Proportional Odds Model Affiliate with Random-Effect Longitudinal Model
DOI:
https://doi.org/10.11113/jt.v63.1906Keywords:
Joint model, longitudinal model, maximum likelihood estimation, proportional odds (PO) modelAbstract
Joint survival-longitudinal analysis gains popularity in recent clinical studies. A proportional hazards (PH) model in survival sub-model is commonly an alternative path to simplify a complex covariates hazard model into a regression model. The PH model however closed only to the Weibull distribution, brought about inappropriate application for the log-logistic observations. Proportional odds (PO) model in that case raised forward to perform similarly with the PH model. The subsequent modelling study is therefore producing a joint PO-longitudinal analysis rather than a widely applicable joint PH-longitudinal analysis. Latent parameters is introduced as a linkage technique between the two sub-models.
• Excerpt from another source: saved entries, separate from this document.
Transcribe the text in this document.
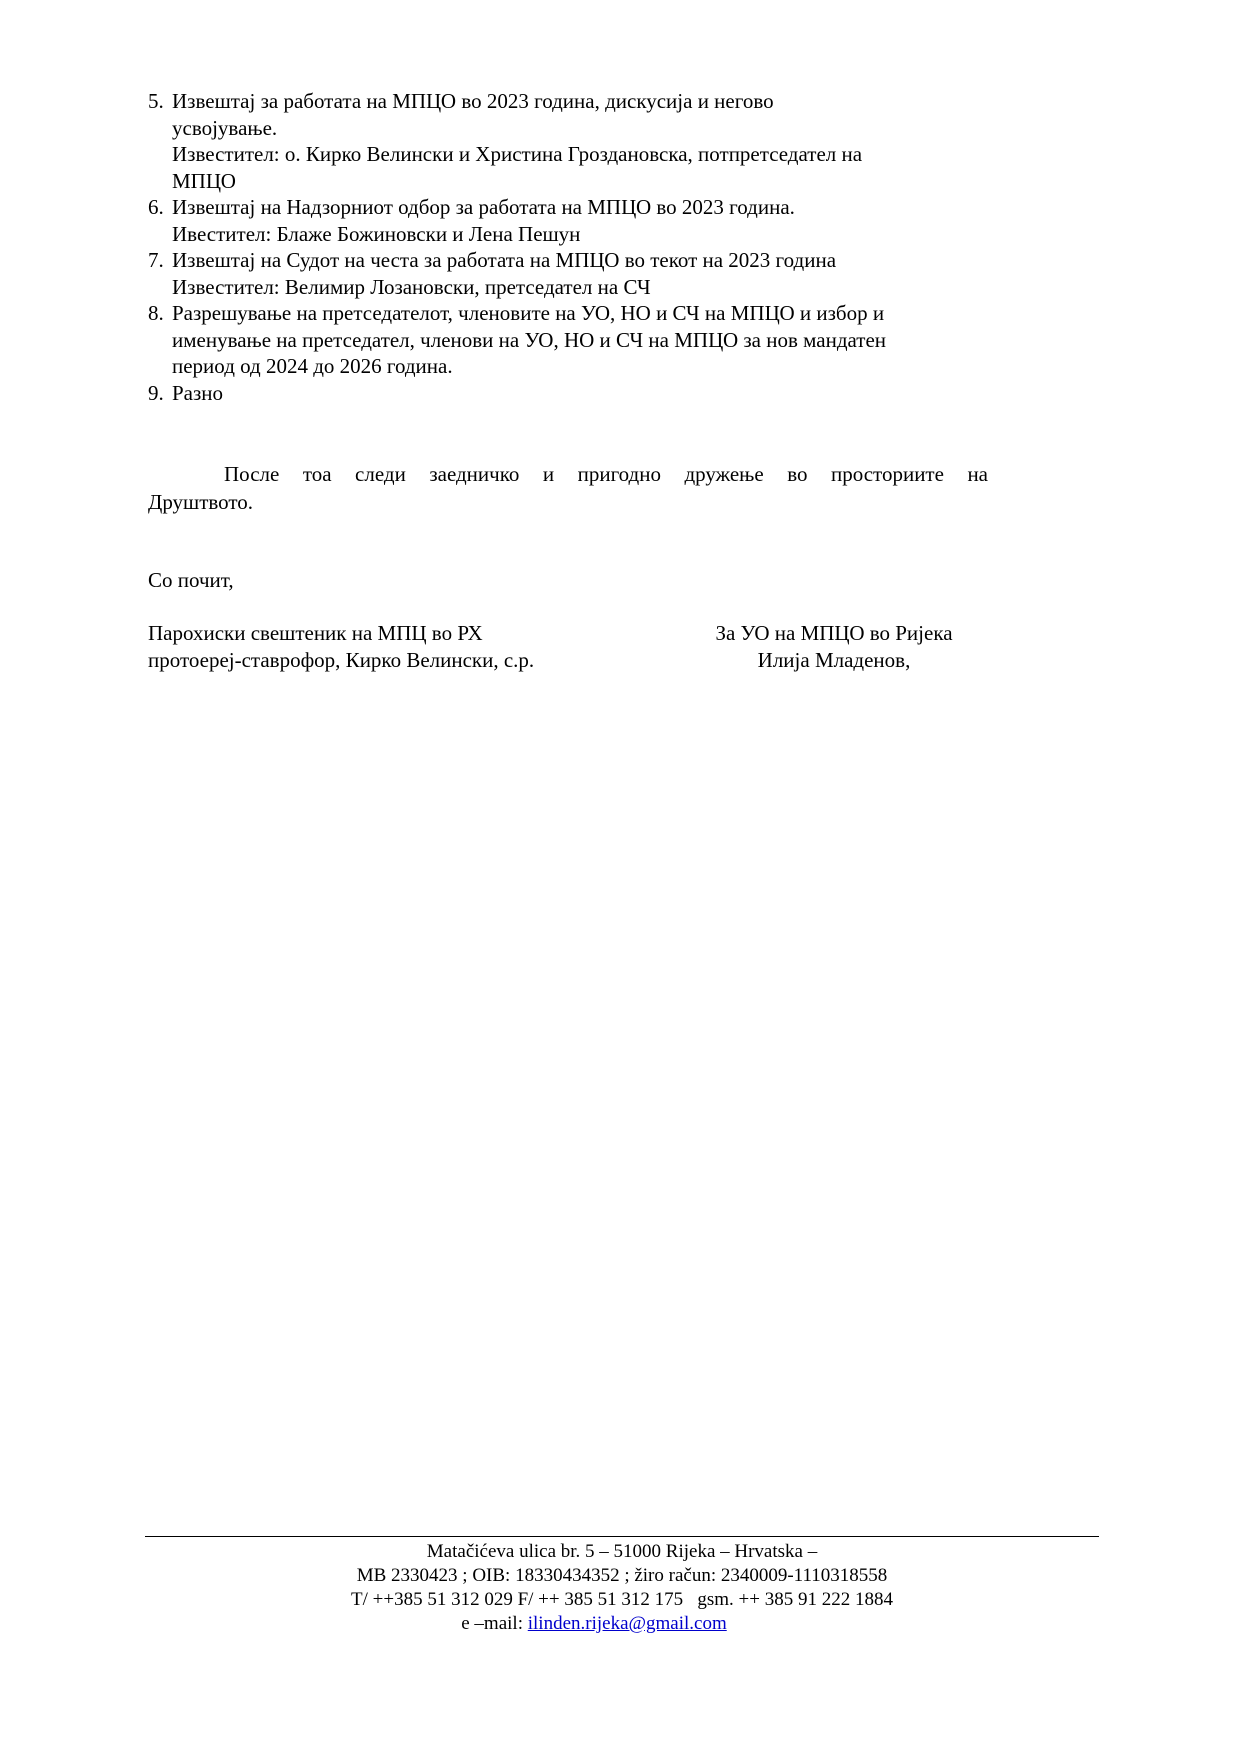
5. Извештај за работата на МПЦО во 2023 година, дискусија и негово
усвојување.
Известител: о. Кирко Велински и Христина Гроздановска, потпретседател на
МПЦО
6. Извештај на Надзорниот одбор за работата на МПЦО во 2023 година.
Ивеститeл: Блаже Божиновски и Лена Пешун
7. Извештај на Судот на честа за работата на МПЦО во текот на 2023 година
Известител: Велимир Лозановски, претседател на СЧ
8. Разрешување на претседателот, членовите на УО, НО и СЧ на МПЦО и избор и
именување на претседател, членови на УО, НО и СЧ на МПЦО за нов мандатен
период од 2024 до 2026 година.
9. Разно
После тоа следи заедничко и пригодно дружење во просториите на
Друштвото.
Со почит,
Парохиски свештеник на МПЦ во РХ
протоереј-ставрофор, Кирко Велински, с.р.
За УО на МПЦО во Ријека
Илија Младенов,
Matačićeva ulica br. 5 – 51000 Rijeka – Hrvatska –
MB 2330423 ; OIB: 18330434352 ; žiro račun: 2340009-1110318558
T/ ++385 51 312 029 F/ ++ 385 51 312 175   gsm. ++ 385 91 222 1884
e –mail: ilinden.rijeka@gmail.com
Investigation in this study relies on the simulation statistics in which the survival time-to-event data and longitudinal measurements are both influenced by a covariate effects. The repeatedly measures data additionally allow for different kind of missingness mechanisms. Maximum likelihood estimation method is applied to the joint model parameters estimation. The performance of the joint model and separated sub-models are then be compared. The illustrated results contributed better estimators on the joint model instead of separated model.